The targeting of proline-rich, similar epitopes in early humoral autoimmunity may be partially due to environmental factors. Epstein-Barr virus (EBV) infection is associated with SLE with a high degree of significance (46
), and the EBNA-1 protein has a sequence, PPPGRRP, that is very similar to the initial epitopes of nRNP A and C identified in the current study (48
). Immunization with the EBNA-1-derived peptide on a branching poly-lysine backbone causes lupus-like autoimmunity (48
), as does DNA vaccination of mice with EBNA-1 (50
). The similarity of epitopes from four major autoantigens targeted in lupus with the EBNA-1 sequence suggests that the role for EBNA-1 in lupus may be more extensive than was previously thought, and could help to explain the association of EBV infection with the development of lupus, even in patients that do not develop antibodies against Sm.
These studies used a powerful resource, the OMRF clinical immunology serum collection.

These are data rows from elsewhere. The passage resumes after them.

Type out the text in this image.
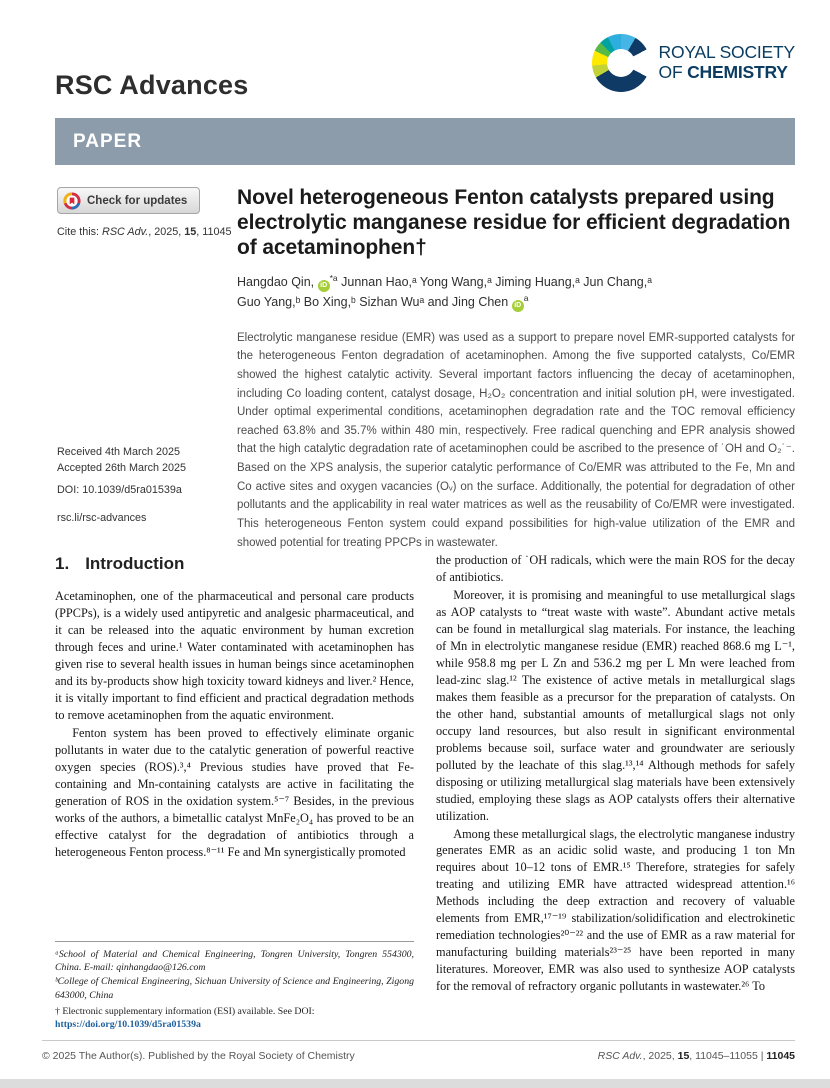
RSC Advances
ROYAL SOCIETY
OF CHEMISTRY
PAPER
Check for updates
Cite this: RSC Adv., 2025, 15, 11045
Received 4th March 2025
Accepted 26th March 2025
DOI: 10.1039/d5ra01539a
rsc.li/rsc-advances
Novel heterogeneous Fenton catalysts prepared using electrolytic manganese residue for efficient degradation of acetaminophen†
Hangdao Qin, $iD^{*a}$ Junnan Hao,ᵃ Yong Wang,ᵃ Jiming Huang,ᵃ Jun Chang,ᵃ
Guo Yang,ᵇ Bo Xing,ᵇ Sizhan Wuᵃ and Jing Chen $iD^a$

Electrolytic manganese residue (EMR) was used as a support to prepare novel EMR-supported catalysts for the heterogeneous Fenton degradation of acetaminophen. Among the five supported catalysts, Co/EMR showed the highest catalytic activity. Several important factors influencing the decay of acetaminophen, including Co loading content, catalyst dosage, H₂O₂ concentration and initial solution pH, were investigated. Under optimal experimental conditions, acetaminophen degradation rate and the TOC removal efficiency reached 63.8% and 35.7% within 480 min, respectively. Free radical quenching and EPR analysis showed that the high catalytic degradation rate of acetaminophen could be ascribed to the presence of ˙OH and O₂˙⁻. Based on the XPS analysis, the superior catalytic performance of Co/EMR was attributed to the Fe, Mn and Co active sites and oxygen vacancies (Oᵥ) on the surface. Additionally, the potential for degradation of other pollutants and the applicability in real water matrices as well as the reusability of Co/EMR were investigated. This heterogeneous Fenton system could expand possibilities for high-value utilization of the EMR and showed potential for treating PPCPs in wastewater.

1. Introduction

Acetaminophen, one of the pharmaceutical and personal care products (PPCPs), is a widely used antipyretic and analgesic pharmaceutical, and it can be released into the aquatic environment by human excretion through feces and urine.¹ Water contaminated with acetaminophen has given rise to several health issues in human beings since acetaminophen and its by-products show high toxicity toward kidneys and liver.² Hence, it is vitally important to find efficient and practical degradation methods to remove acetaminophen from the aquatic environment.

Fenton system has been proved to effectively eliminate organic pollutants in water due to the catalytic generation of powerful reactive oxygen species (ROS).³,⁴ Previous studies have proved that Fe-containing and Mn-containing catalysts are active in facilitating the generation of ROS in the oxidation system.⁵⁻⁷ Besides, in the previous works of the authors, a bimetallic catalyst MnFe₂O₄ has proved to be an effective catalyst for the degradation of antibiotics through a heterogeneous Fenton process.⁸⁻¹¹ Fe and Mn synergistically promoted

ᵃSchool of Material and Chemical Engineering, Tongren University, Tongren 554300, China. E-mail: qinhangdao@126.com

ᵇCollege of Chemical Engineering, Sichuan University of Science and Engineering, Zigong 643000, China

† Electronic supplementary information (ESI) available. See DOI:
https://doi.org/10.1039/d5ra01539a

the production of ˙OH radicals, which were the main ROS for the decay of antibiotics.

Moreover, it is promising and meaningful to use metallurgical slags as AOP catalysts to “treat waste with waste”. Abundant active metals can be found in metallurgical slag materials. For instance, the leaching of Mn in electrolytic manganese residue (EMR) reached 868.6 mg L⁻¹, while 958.8 mg per L Zn and 536.2 mg per L Mn were leached from lead-zinc slag.¹² The existence of active metals in metallurgical slags makes them feasible as a precursor for the preparation of catalysts. On the other hand, substantial amounts of metallurgical slags not only occupy land resources, but also result in significant environmental problems because soil, surface water and groundwater are seriously polluted by the leachate of this slag.¹³,¹⁴ Although methods for safely disposing or utilizing metallurgical slag materials have been extensively studied, employing these slags as AOP catalysts offers their alternative utilization.

Among these metallurgical slags, the electrolytic manganese industry generates EMR as an acidic solid waste, and producing 1 ton Mn requires about 10–12 tons of EMR.¹⁵ Therefore, strategies for safely treating and utilizing EMR have attracted widespread attention.¹⁶ Methods including the deep extraction and recovery of valuable elements from EMR,¹⁷⁻¹⁹ stabilization/solidification and electrokinetic remediation technologies²⁰⁻²² and the use of EMR as a raw material for manufacturing building materials²³⁻²⁵ have been reported in many literatures. Moreover, EMR was also used to synthesize AOP catalysts for the removal of refractory organic pollutants in wastewater.²⁶ To

© 2025 The Author(s). Published by the Royal Society of Chemistry	RSC Adv., 2025, 15, 11045–11055 | 11045
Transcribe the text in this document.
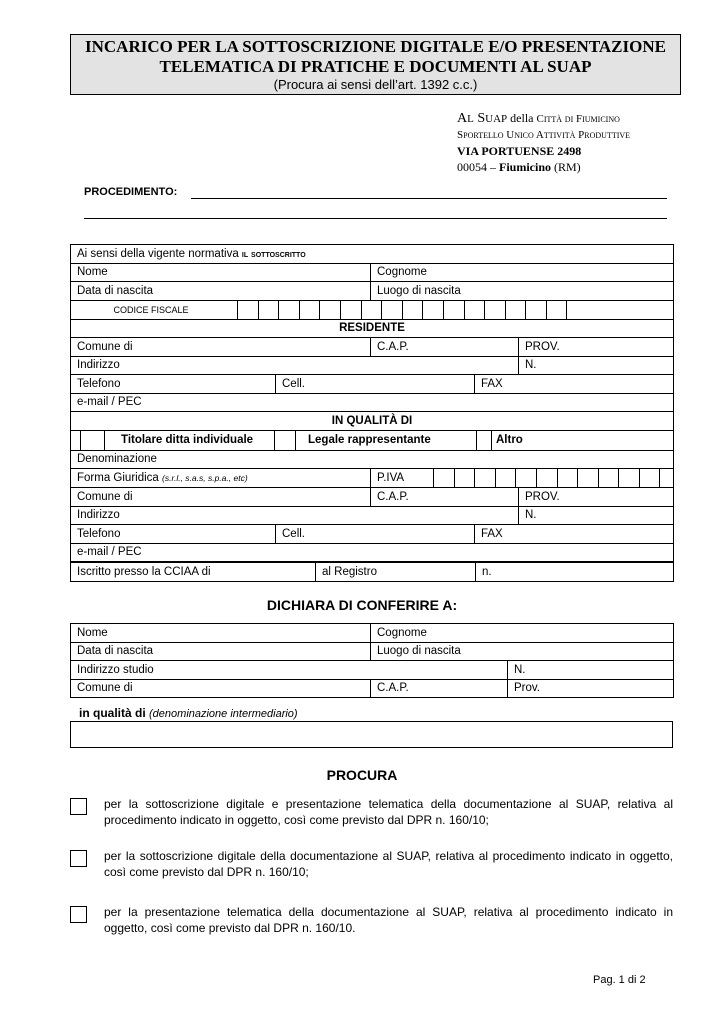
INCARICO PER LA SOTTOSCRIZIONE DIGITALE E/O PRESENTAZIONE
TELEMATICA DI PRATICHE E DOCUMENTI AL SUAP
(Procura ai sensi dell’art. 1392 c.c.)
AL SUAP della Città di Fiumicino
Sportello Unico Attività Produttive
VIA PORTUENSE 2498
00054 – Fiumicino (RM)
PROCEDIMENTO:
Ai sensi della vigente normativa il sottoscritto				
Nome		Cognome		
Data di nascita		Luogo di nascita		

CODICE FISCALE				

RESIDENTE				
Comune di		C.A.P.		PROV.
Indirizzo				N.
Telefono	Cell.		FAX	
e-mail / PEC				
IN QUALITÀ DI				

Titolare ditta individuale Legale rappresentante Altro				

Denominazione				
Forma Giuridica (s.r.l., s.a.s, s.p.a., etc)		P.IVA		

Comune di		C.A.P.		PROV.
Indirizzo				N.
Telefono	Cell.		FAX	
e-mail / PEC				
Iscritto presso la CCIAA di	al Registro	n.
DICHIARA DI CONFERIRE A:
Nome	Cognome	
Data di nascita	Luogo di nascita	
Indirizzo studio		N.
Comune di	C.A.P.	Prov.
in qualità di (denominazione intermediario)
PROCURA
per la sottoscrizione digitale e presentazione telematica della documentazione al SUAP, relativa al procedimento indicato in oggetto, così come previsto dal DPR n. 160/10;
per la sottoscrizione digitale della documentazione al SUAP, relativa al procedimento indicato in oggetto, così come previsto dal DPR n. 160/10;
per la presentazione telematica della documentazione al SUAP, relativa al procedimento indicato in oggetto, così come previsto dal DPR n. 160/10.
Pag. 1 di 2
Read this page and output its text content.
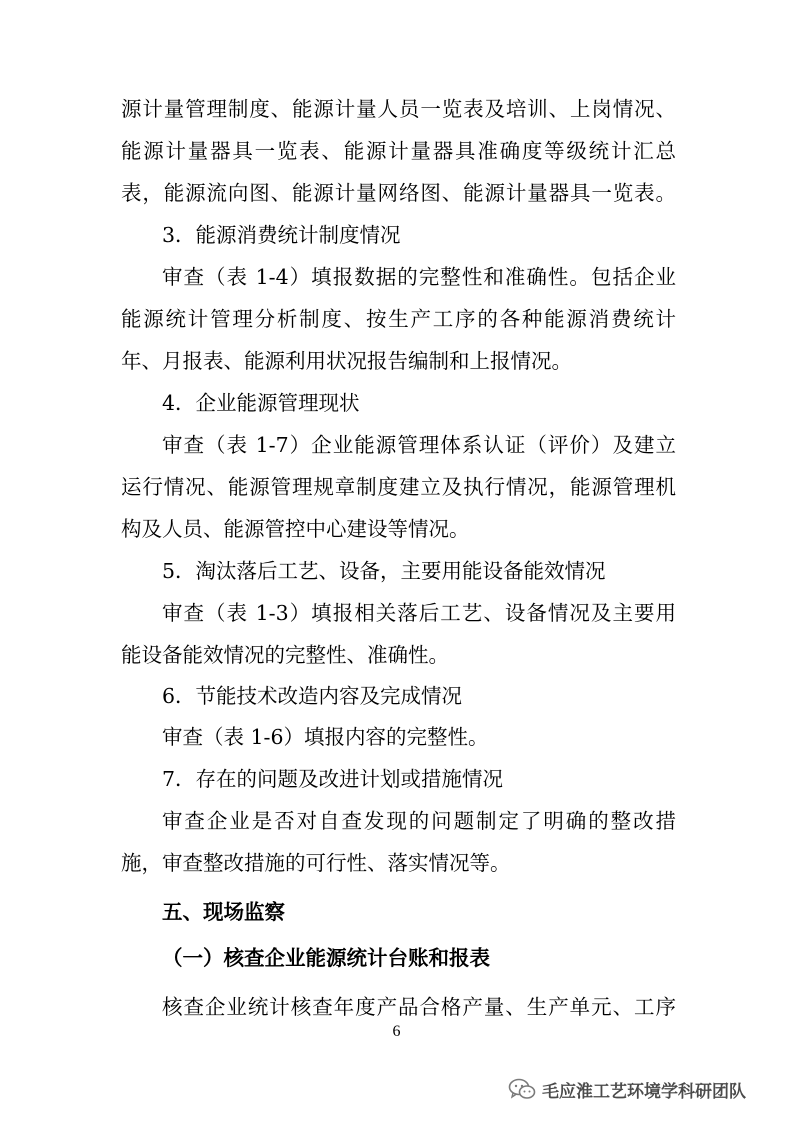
源计量管理制度、能源计量人员一览表及培训、上岗情况、
能源计量器具一览表、能源计量器具准确度等级统计汇总
表，能源流向图、能源计量网络图、能源计量器具一览表。
3．能源消费统计制度情况
审查（表 1-4）填报数据的完整性和准确性。包括企业
能源统计管理分析制度、按生产工序的各种能源消费统计
年、月报表、能源利用状况报告编制和上报情况。
4．企业能源管理现状
审查（表 1-7）企业能源管理体系认证（评价）及建立
运行情况、能源管理规章制度建立及执行情况，能源管理机
构及人员、能源管控中心建设等情况。
5．淘汰落后工艺、设备，主要用能设备能效情况
审查（表 1-3）填报相关落后工艺、设备情况及主要用
能设备能效情况的完整性、准确性。
6．节能技术改造内容及完成情况
审查（表 1-6）填报内容的完整性。
7．存在的问题及改进计划或措施情况
审查企业是否对自查发现的问题制定了明确的整改措
施，审查整改措施的可行性、落实情况等。
五、现场监察
（一）核查企业能源统计台账和报表
核查企业统计核查年度产品合格产量、生产单元、工序
6
毛应淮工艺环境学科研团队
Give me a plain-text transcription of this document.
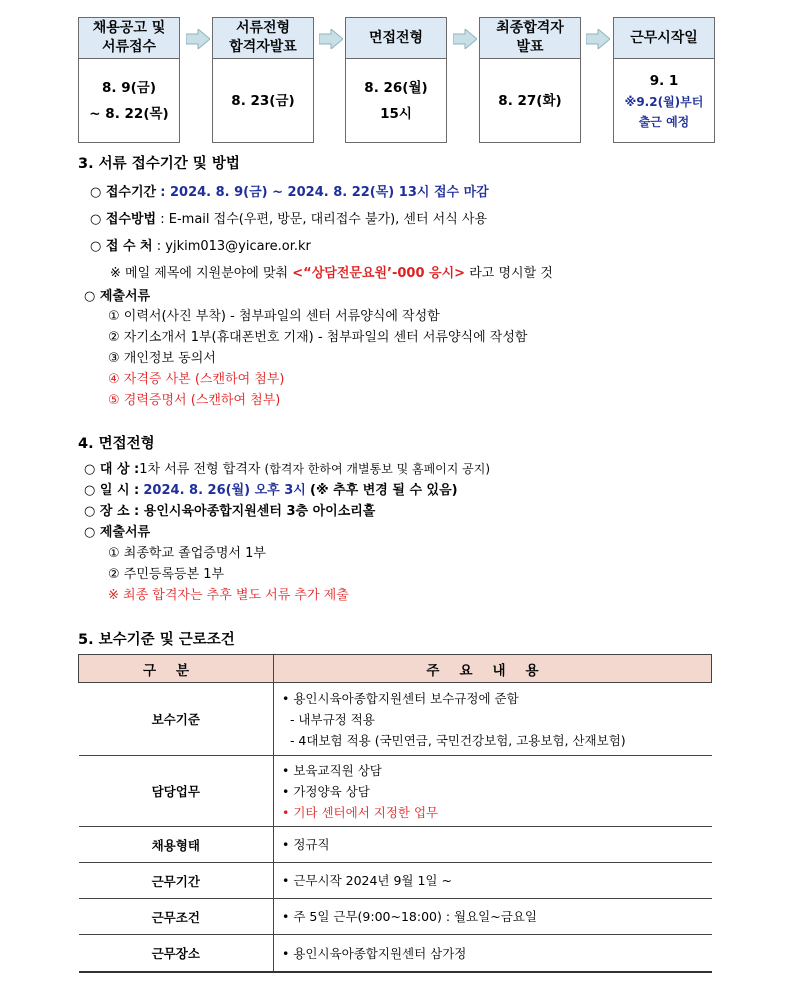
채용공고 및
서류접수
8. 9(금)
~ 8. 22(목)
서류전형
합격자발표
8. 23(금)
면접전형
8. 26(월)
15시
최종합격자
발표
8. 27(화)
근무시작일
9. 1
※9.2(월)부터
출근 예정
3. 서류 접수기간 및 방법
○ 접수기간 : 2024. 8. 9(금) ~ 2024. 8. 22(목) 13시 접수 마감
○ 접수방법 : E-mail 접수(우편, 방문, 대리접수 불가), 센터 서식 사용
○ 접 수 처 : yjkim013@yicare.or.kr
※ 메일 제목에 지원분야에 맞춰 <“상담전문요원’-000 응시> 라고 명시할 것
○ 제출서류
① 이력서(사진 부착) - 첨부파일의 센터 서류양식에 작성함
② 자기소개서 1부(휴대폰번호 기재) - 첨부파일의 센터 서류양식에 작성함
③ 개인정보 동의서
④ 자격증 사본 (스캔하여 첨부)
⑤ 경력증명서 (스캔하여 첨부)
4. 면접전형
○ 대 상 :1차 서류 전형 합격자 (합격자 한하여 개별통보 및 홈페이지 공지)
○ 일 시 : 2024. 8. 26(월) 오후 3시 (※ 추후 변경 될 수 있음)
○ 장 소 : 용인시육아종합지원센터 3층 아이소리홀
○ 제출서류
① 최종학교 졸업증명서 1부
② 주민등록등본 1부
※ 최종 합격자는 추후 별도 서류 추가 제출
5. 보수기준 및 근로조건
구분	주요내용
보수기준	• 용인시육아종합지원센터 보수규정에 준함
- 내부규정 적용
- 4대보험 적용 (국민연금, 국민건강보험, 고용보험, 산재보험)

담당업무	• 보육교직원 상담
• 가정양육 상담
• 기타 센터에서 지정한 업무

채용형태	• 정규직
근무기간	• 근무시작 2024년 9월 1일 ~
근무조건	• 주 5일 근무(9:00~18:00) : 월요일~금요일
근무장소	• 용인시육아종합지원센터 삼가정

While a prospective longitudinal study may yield more data than this retrospective study, obtaining sufficient samples and participation for such a study is impractical. Using the serum collection allowed for a cost-effective means to approach these questions. An additional limitation of the study is that solid-phase peptide assays may miss conformational epitopes while they do provide high resolution of the antibody binding pattern. Although this is a concern, the level of agreement between the current and previous studies performed by using the peptide assay with studies of protein fragments and larger peptides is high (11
). Antibodies against epitopes identified through this method make up a large proportion of the total antibody population (24
). Indeed, in this study incubation with the most predominant peptides detected by solid-phase epitope mapping led to a mean decrease in antibody binding of over 30% for both nRNP A and nRNP C.
This study identifies a consistent proline-rich motif in early humoral autoimmunity to nRNP proteins; a motif shared with early autoimmunity to Sm B′. The data support a role for this motif in epitope spreading in the initiation and development of the autoantibody response to nRNP proteins. The motif is absent in early nRNP 70K antibody targets, suggesting that the development of nRNP 70K autoantibodies follows a different path than antibodies against the other nRNP components. These findings are consistent with the previously observed close temporal association of nRNP and Sm autoantibodies (51
), and with the association of nRNP 70K and nRNP A antibodies with different clinical outcomes (6
). These results identify a key pattern in the development of a number of lupus-associated autoimmune specificities in human disease, and support the possibility that molecular mimicry is involved in the initiation of autoimmunity against these components in naturally occurring human SLE.